The security guard hauled him around the corner, and Jamie's voice faded into the distance, still cheerfully protesting his innocence.

Elliott looked down at Julia. Her Julia. The woman who had crashed into her life and refused to leave. The woman that she was absolutely completely and totally in love with. The thought gave her the shivers in the most delicious of ways.

"So," Elliott's hands found Julia's waist. "What now?"

Julia grinned up at her, bright and hopeful and so impossibly lovely that Elliott's breath caught.

"Now we start living our real lives. Right?"
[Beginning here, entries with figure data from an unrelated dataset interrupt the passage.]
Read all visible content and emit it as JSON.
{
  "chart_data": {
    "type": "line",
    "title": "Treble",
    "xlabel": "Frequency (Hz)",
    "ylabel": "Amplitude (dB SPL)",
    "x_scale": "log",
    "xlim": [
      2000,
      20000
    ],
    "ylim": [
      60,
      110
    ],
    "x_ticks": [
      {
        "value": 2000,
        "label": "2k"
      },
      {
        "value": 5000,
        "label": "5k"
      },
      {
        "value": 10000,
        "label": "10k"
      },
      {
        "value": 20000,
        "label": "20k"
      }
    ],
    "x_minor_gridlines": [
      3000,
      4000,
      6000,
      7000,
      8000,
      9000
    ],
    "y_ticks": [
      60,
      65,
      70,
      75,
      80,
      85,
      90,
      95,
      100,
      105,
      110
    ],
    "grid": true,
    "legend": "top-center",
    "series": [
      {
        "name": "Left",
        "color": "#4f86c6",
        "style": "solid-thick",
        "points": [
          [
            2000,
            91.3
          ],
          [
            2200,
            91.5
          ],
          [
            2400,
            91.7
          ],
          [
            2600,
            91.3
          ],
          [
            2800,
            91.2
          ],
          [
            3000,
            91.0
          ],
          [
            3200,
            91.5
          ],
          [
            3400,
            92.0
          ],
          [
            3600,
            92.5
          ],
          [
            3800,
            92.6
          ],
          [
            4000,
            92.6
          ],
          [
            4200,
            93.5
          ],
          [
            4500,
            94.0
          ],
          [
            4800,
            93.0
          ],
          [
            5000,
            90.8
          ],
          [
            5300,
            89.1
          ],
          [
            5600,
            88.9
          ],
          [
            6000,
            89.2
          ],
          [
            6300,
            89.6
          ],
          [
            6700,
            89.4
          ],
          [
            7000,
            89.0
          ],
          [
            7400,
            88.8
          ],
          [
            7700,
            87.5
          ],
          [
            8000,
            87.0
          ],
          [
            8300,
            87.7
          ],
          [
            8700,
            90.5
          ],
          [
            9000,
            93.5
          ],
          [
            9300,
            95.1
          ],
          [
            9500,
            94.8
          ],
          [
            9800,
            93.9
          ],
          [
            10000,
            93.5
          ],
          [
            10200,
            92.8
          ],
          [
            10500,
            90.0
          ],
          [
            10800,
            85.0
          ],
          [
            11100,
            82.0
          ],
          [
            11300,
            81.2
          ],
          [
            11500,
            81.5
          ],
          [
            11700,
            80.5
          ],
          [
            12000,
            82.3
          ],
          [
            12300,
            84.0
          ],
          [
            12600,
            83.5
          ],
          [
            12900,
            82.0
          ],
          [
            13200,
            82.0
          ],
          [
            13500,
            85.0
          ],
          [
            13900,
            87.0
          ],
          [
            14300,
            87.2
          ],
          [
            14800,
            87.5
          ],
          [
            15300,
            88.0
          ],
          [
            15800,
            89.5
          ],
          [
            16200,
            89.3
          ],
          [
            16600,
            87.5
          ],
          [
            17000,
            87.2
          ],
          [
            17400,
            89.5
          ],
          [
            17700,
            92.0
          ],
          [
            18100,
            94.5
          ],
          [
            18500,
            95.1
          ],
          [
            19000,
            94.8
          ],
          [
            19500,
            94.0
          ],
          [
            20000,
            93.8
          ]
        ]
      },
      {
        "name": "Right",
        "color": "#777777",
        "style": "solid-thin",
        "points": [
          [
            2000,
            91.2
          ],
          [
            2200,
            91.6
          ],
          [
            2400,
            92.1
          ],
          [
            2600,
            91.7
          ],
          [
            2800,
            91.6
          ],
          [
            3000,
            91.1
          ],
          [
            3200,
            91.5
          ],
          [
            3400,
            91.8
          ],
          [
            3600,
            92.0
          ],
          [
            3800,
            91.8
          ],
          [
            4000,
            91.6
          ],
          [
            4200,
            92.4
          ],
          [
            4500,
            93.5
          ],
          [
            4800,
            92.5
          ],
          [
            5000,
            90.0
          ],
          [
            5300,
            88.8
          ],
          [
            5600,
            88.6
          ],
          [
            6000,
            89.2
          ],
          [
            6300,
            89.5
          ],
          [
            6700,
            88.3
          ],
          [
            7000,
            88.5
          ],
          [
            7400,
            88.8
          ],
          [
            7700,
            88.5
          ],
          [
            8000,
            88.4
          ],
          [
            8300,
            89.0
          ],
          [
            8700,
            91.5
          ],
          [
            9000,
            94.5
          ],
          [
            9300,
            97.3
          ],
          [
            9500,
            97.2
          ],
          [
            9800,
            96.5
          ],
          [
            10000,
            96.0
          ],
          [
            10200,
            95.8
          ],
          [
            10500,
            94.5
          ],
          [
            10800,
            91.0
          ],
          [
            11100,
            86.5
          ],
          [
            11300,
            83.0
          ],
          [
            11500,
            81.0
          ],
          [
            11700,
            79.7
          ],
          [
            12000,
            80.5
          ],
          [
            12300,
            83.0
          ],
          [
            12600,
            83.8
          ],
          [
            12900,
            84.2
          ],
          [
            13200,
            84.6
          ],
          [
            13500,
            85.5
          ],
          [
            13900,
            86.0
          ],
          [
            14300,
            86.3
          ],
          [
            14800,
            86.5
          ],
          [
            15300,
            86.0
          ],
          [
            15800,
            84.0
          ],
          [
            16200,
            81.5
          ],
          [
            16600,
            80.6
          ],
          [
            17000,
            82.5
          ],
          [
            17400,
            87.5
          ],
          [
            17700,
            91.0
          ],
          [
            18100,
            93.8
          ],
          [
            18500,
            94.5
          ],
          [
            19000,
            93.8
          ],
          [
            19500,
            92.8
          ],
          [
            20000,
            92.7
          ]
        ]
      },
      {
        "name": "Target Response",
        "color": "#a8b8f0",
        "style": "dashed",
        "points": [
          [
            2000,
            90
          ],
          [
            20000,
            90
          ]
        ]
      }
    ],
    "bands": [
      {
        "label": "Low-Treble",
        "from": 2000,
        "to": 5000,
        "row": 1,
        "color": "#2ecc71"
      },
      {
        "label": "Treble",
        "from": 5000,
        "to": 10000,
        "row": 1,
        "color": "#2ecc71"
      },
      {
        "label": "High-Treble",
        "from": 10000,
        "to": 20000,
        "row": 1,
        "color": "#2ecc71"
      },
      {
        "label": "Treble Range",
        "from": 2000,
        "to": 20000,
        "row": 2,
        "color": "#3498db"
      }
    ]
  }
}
"Does that mean nothing else was real?" Elliott's hands slid more firmly around Julia's waist, pulling her closer. "This whole time?"

Julia pretended to consider. "Hmm. Well. Maybe some things were real."

"Such as?"

"The baking."

"Naturally."

"Tom's constant disgust with us."

"A given."

"And maybe…" Julia's voice softened, her eyes searching Elliott's face, "…maybe the way I felt when you looked at me. Maybe that was real too."

"Maybe?"

"Definitely." Julia's smile widened. "Definitely real."

Elliott kissed her again, softer this time.

Somewhere behind them, the show was still going on. Gabby was probably dazzling her audience with some recovery speech. Candice was probably stewing in her frozen-pastry guilt. Tom was probably composing a very smug text to Shay about how he'd called it from the beginning.

None of it mattered.

What mattered was Julia in her arms, Julia's laugh against her lips, Julia's heart beating steady and sure against her own.

Real.

Finally, wonderfully, terrifyingly real.